Period of Performance: 08/01/2015 - 07/31/2016

$610K

Phase 2 SBIR

Recipient Firm

JBS Science, Inc.
Doylestown, PA 18902
Principal Investigator

Abstract

DESCRIPTION (provided by applicant): Development of a urine test for the early detection of liver cancer. The need to develop an effective method of detecting hepatocellular carcinoma (HCC) is urgent. HCC is the third leading cause of cancer deaths and has a 5-year survival rate of less than 15%. If HCC is identified early, the survival rate can be as high as 40%. The survival rate drops significantly, however, to as low as 2% if the cancer has spread to other organs. The goal of this project is to develop a noninvasive, urine-based diagnostic test that would allow for early detection of liver cancer. Such a test, if applied to high-risk populations o surveyed patients, could significantly increase survival rates and could contribute to improved quality and duration of life. Conventional diagnostic methods, such as ultrasound imaging and the AFP blood test, are either expensive (ultrasound) or relatively insensitive (AFP blood test, 25-50% sensitivity to early stage (I/II) HCC). We propose a new diagnostic method, based on our phase I 3-marker urine test for detecting small fractions of HCC-derived genetically and epigenetically modified DNA present in the urine of patients with liver cancer.
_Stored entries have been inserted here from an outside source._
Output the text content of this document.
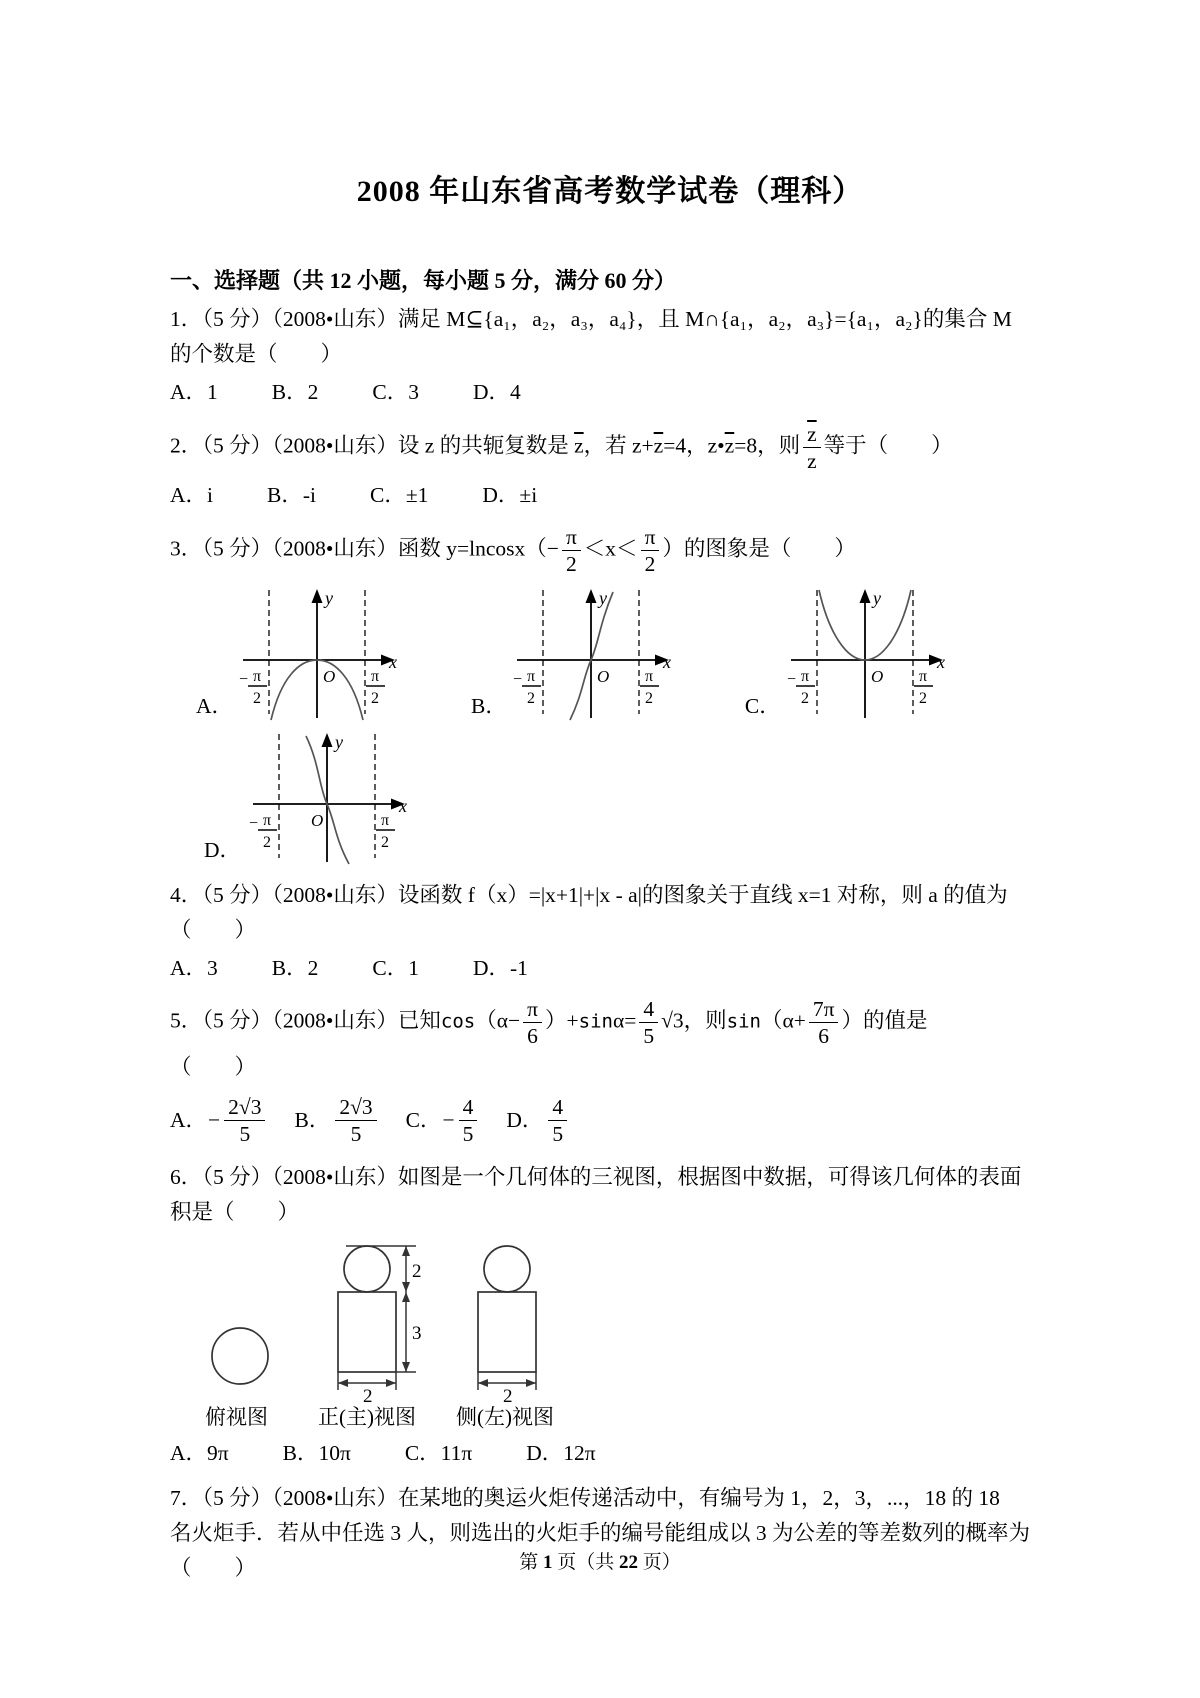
2008 年山东省高考数学试卷（理科）

一、选择题（共 12 小题，每小题 5 分，满分 60 分）

1．（5 分）（2008•山东）满足 M⊆{a₁，a₂，a₃，a₄}，且 M∩{a₁，a₂，a₃}={a₁，a₂}的集合 M

的个数是（　　）

A．1	B．2	C．3	D．4

2．（5 分）（2008•山东）设 z 的共轭复数是 $\overline{z}$，若 $z+\overline{z}=4$，$z•\overline{z}=8$，则 $\frac{\overline{z}}{z}$ 等于（　　）

A．i	B．-i	C．±1	D．±i

3．（5 分）（2008•山东）函数 $y=lncosx(- \frac{\pi}{2} <x< \frac{\pi}{2}$ ）的图象是（　　）

A．
y
x
O
− π
2
π
2	B．
y
x
O
− π
2
π
2	C．
y
x
O
− π
2
π
2
D．
y
x
O
− π
2
π
2

4．（5 分）（2008•山东）设函数 f（x）=|x+1|+|x - a|的图象关于直线 x=1 对称，则 a 的值为

（　　）

A．3	B．2	C．1	D．-1

5．（5 分）（2008•山东）已知$\cos(\alpha- \frac{\pi}{6} )+\sin\alpha= \frac{4}{5} √3$，则$\sin(\alpha+ \frac{7\pi}{6}$ ）的值是

（　　）

A． − $\frac{2√3}{5}$ B． $\frac{2√3}{5}$ C． − $\frac{4}{5}$ D． $\frac{4}{5}$

6．（5 分）（2008•山东）如图是一个几何体的三视图，根据图中数据，可得该几何体的表面

积是（　　）

2
3
2	2
俯视图 正(主)视图 侧(左)视图

A．9π	B．10π	C．11π	D．12π

7．（5 分）（2008•山东）在某地的奥运火炬传递活动中，有编号为 1，2，3，...，18 的 18

名火炬手．若从中任选 3 人，则选出的火炬手的编号能组成以 3 为公差的等差数列的概率为

（　　）	第 1 页（共 22 页）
JBS Science Inc. has successfully accomplished the phase I study that demonstrates feasibility in several key areas of this proposal. Encouragingly, the JBS phase I HCC urine test had a sensitivity of ~80% and a specificity of 90% and was able to detect ~90% of AFP-negative HCC, which represents ~50% of HCC, in a well-controlled, open labeled study using archived urine DNA samples. The goal of this phase II study is to further develop the urine test to detect at least 90% of the urin samples from patients with early stage (stages I/II) HCC in a blinded pre-validation study and obtain sufficient information to prepare for a large multicenter validation study.